Uniting England around Our Lady
One of the great treasures of the National Gallery is the Wilton Diptych. Completed in around 1395 as a portable altarpiece for King Richard III, it is amongst the earliest depictions of England being given as a gift to Our Lady.
The Diptych shows Richard III being presented to the Virgin Mary and the Christ Child by St John the Baptist, St Edward the Confessor, and St Edmund. Richard and the saints stand in an earthly landscape, while the Virgin and Child, who are surrounded by angels, are in a paradise meadow covered with flowers. Richard kneels in homage before the Virgin and Child. Nearby angels are carrying the Cross of St George, which is surmounted by an orb engraved with a minuscule map of England.
England has been known as Mary’s Dowry since Saxon times. Before the Reformation it was held that this dowry was a perpetual and inalienable gift whereby England was set apart for Our Lady. Many kings of England continued to promote and hand on this devotion, including Henry V who supposedly raised the battle cry at Agincourt “Our Lady for her dowry; St George and St Edward to our aid”.
But the Pynson Ballad (c1495), as it is known, goes on to state far more:
O Englonde, great cause thou haste glad for to be,
Compared to the londe of promys syon
Thou atteynest my grace to stande in that degre
Through this gloryous Ladyes supportacyon,
To be called in every realme and regyon
The holy lande, Oure Ladyes dowre
Thus arte thou named of olde antyquyte.
England is unique in this respect. No other nation has ever claimed such an incalculable honour.
With the Reformation came the destruction of much of the evidence of our country’s great and noble Catholic heritage, including Mary’s Dowry. Whilst the momentum of England as Mary’s Dowry slowed, for some the vision never dimmed and was central to much recusant identity.

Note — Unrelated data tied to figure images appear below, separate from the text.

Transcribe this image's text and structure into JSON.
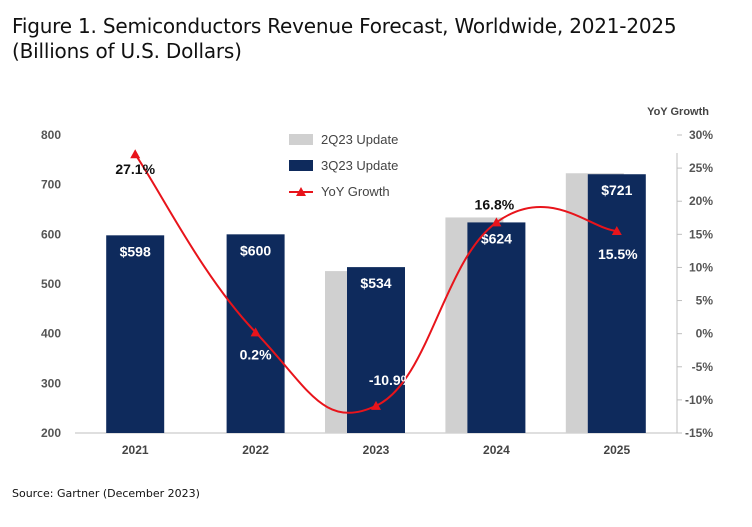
{
  "figure": {
    "title_line1": "Figure 1. Semiconductors Revenue Forecast, Worldwide, 2021-2025",
    "title_line2": "(Billions of U.S. Dollars)",
    "source": "Source: Gartner (December 2023)"
  },
  "chart_data": {
    "type": "bar",
    "categories": [
      "2021",
      "2022",
      "2023",
      "2024",
      "2025"
    ],
    "series": [
      {
        "name": "2Q23 Update",
        "type": "bar",
        "color": "#d0d0d0",
        "values": [
          null,
          null,
          526,
          634,
          723
        ]
      },
      {
        "name": "3Q23 Update",
        "type": "bar",
        "color": "#0e2a5c",
        "values": [
          598,
          600,
          534,
          624,
          721
        ],
        "labels": [
          "$598",
          "$600",
          "$534",
          "$624",
          "$721"
        ]
      },
      {
        "name": "YoY Growth",
        "type": "line",
        "axis": "right",
        "color": "#e8141b",
        "values": [
          27.1,
          0.2,
          -10.9,
          16.8,
          15.5
        ],
        "labels": [
          "27.1%",
          "0.2%",
          "-10.9%",
          "16.8%",
          "15.5%"
        ]
      }
    ],
    "left_axis": {
      "ylim": [
        200,
        800
      ],
      "ticks": [
        200,
        300,
        400,
        500,
        600,
        700,
        800
      ]
    },
    "right_axis": {
      "title": "YoY Growth",
      "ylim": [
        -15,
        30
      ],
      "ticks": [
        "-15%",
        "-10%",
        "-5%",
        "0%",
        "5%",
        "10%",
        "15%",
        "20%",
        "25%",
        "30%"
      ]
    },
    "legend": {
      "placement": "top-center",
      "entries": [
        "2Q23 Update",
        "3Q23 Update",
        "YoY Growth"
      ]
    },
    "grid": false
  }
}
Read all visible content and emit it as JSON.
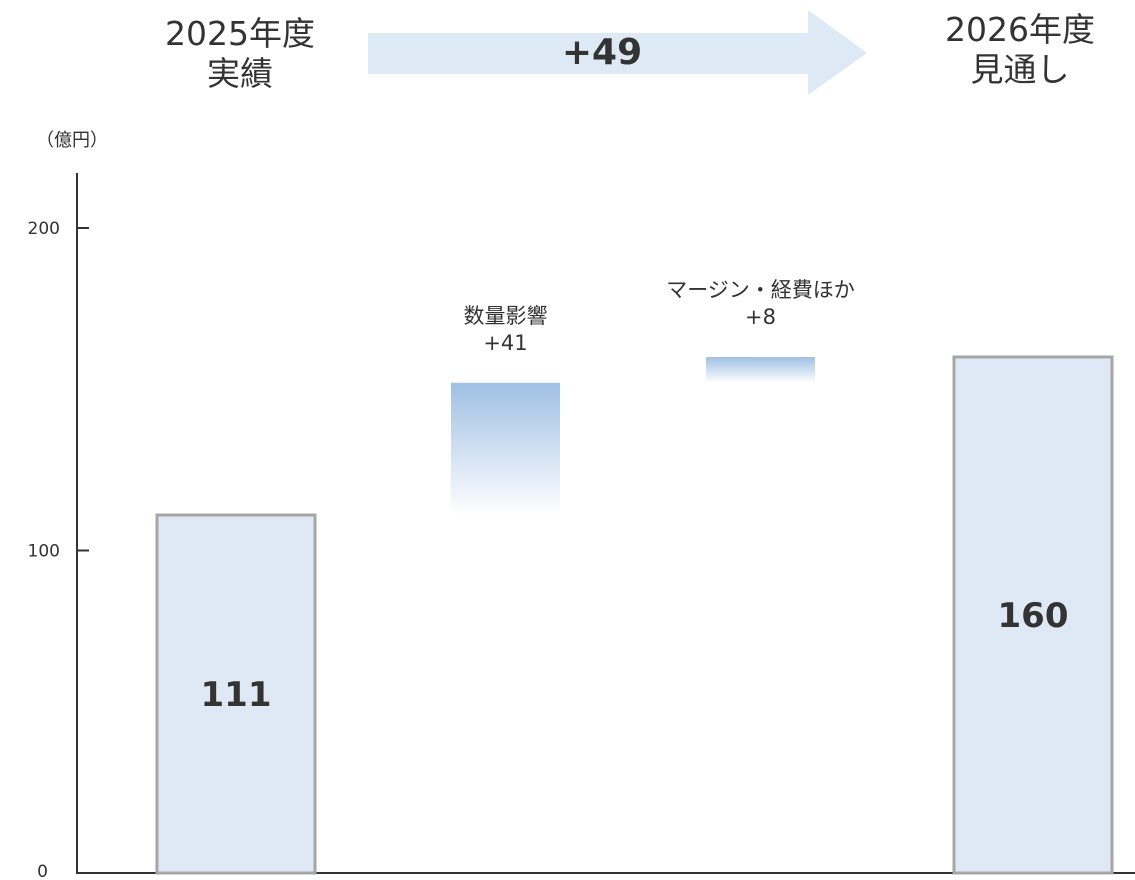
{
  "header": {
    "left": {
      "line1": "2025年度",
      "line2": "実績"
    },
    "right": {
      "line1": "2026年度",
      "line2": "見通し"
    },
    "arrow_label": "+49"
  },
  "unit_label": "（億円）",
  "colors": {
    "bar_fill": "#dfe9f6",
    "bar_border": "#a6a6a6",
    "delta_top": "#9fc0e4",
    "delta_bottom": "#ffffff",
    "arrow": "#dde9f5",
    "axis": "#333333",
    "text": "#333333"
  },
  "chart_data": {
    "type": "bar",
    "subtype": "waterfall",
    "ylim": [
      0,
      200
    ],
    "yticks": [
      0,
      100,
      200
    ],
    "ylabel": "（億円）",
    "items": [
      {
        "kind": "total",
        "label": "",
        "value": 111,
        "value_label": "111"
      },
      {
        "kind": "delta",
        "label": "数量影響",
        "value": 41,
        "value_label": "+41"
      },
      {
        "kind": "delta",
        "label": "マージン・経費ほか",
        "value": 8,
        "value_label": "+8"
      },
      {
        "kind": "total",
        "label": "",
        "value": 160,
        "value_label": "160"
      }
    ]
  }
}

Devotion gained new heart and vigour when in 1893 Pope Leo XIII spoke to the Bishops of England and Wales about this ancient title during their visit to Rome. He asked the bishops to re-consecrate England to the Blessed Virgin and to St Peter, thus giving the Dowry papal authority.

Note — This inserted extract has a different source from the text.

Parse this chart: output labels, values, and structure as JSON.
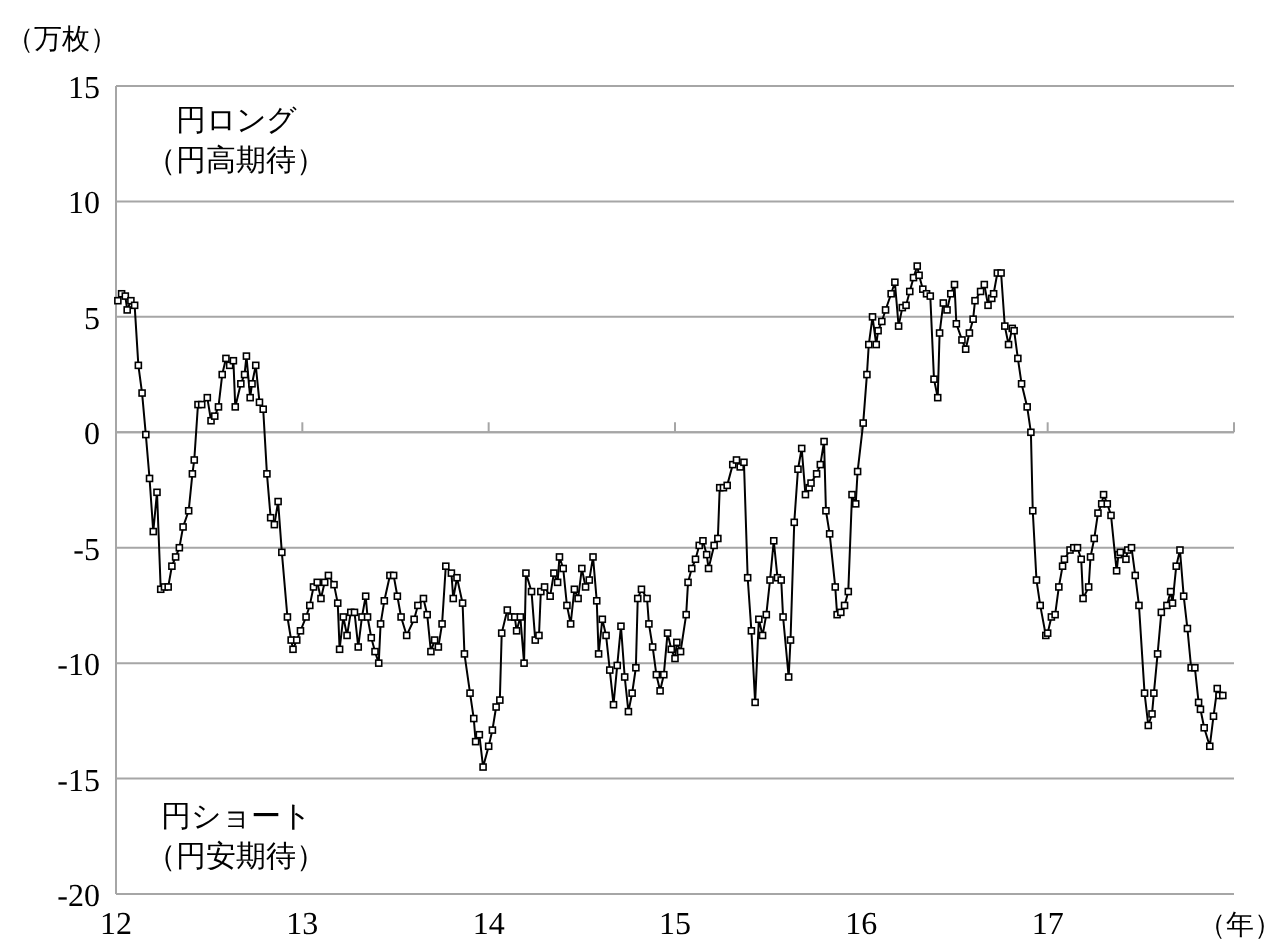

Mary’s Dowry and our National Shrine at Walsingham have always been inextricably linked. The Dowry Pilgrimage continues, and a new exhibition at the Shrine charts the story of devotion to Our Lady in England, demonstrating its importance to the Church in this land.
It is wonderful that our bishops have decided to rededicate England as Our Lady’s Dowry at Walsingham within the next two years. Such an act could bring renewal in our Church and our nation and is a bold statement about commitment to the conversion of England and devotion to Mary.
I would dearly love to see England truly become Mary’s Dowry, but am aware some may be less enthusiastic.
In some circles there seems to be a reluctance and embarrassment about increased devotion to Mary. During the last century, the pursuit of Christian unity led many to believe that there should be an emphasis placed upon what Catholics and non-Catholics hold in common, and to de-emphasise aspects of the faith which differentiate us.
In this context Our Lady became viewed as a stumbling block rather than an aid to unity and renewal. We need to ask ourselves: has abandoning traditional devotions to Our Lady done anything to advance unity with our separated brethren? No. This approach robbed a whole generation of the power and beauty of devotion to Mary, and unity seems as elusive as ever.
The rededication of England as Our Lady’s Dowry presents an opportunity for us to gather around Our Lady once more and put aside our divisions. Mary is the mother of all people, and should be seen by Catholics as a bridge in the dialogue between different faith communities and groups.
If we give this rededication our support, then from the healing of the Church may come the healing of the nation. I hope that Catholics have the confidence to embrace Our Lady once again for the rejuvenation of our common life.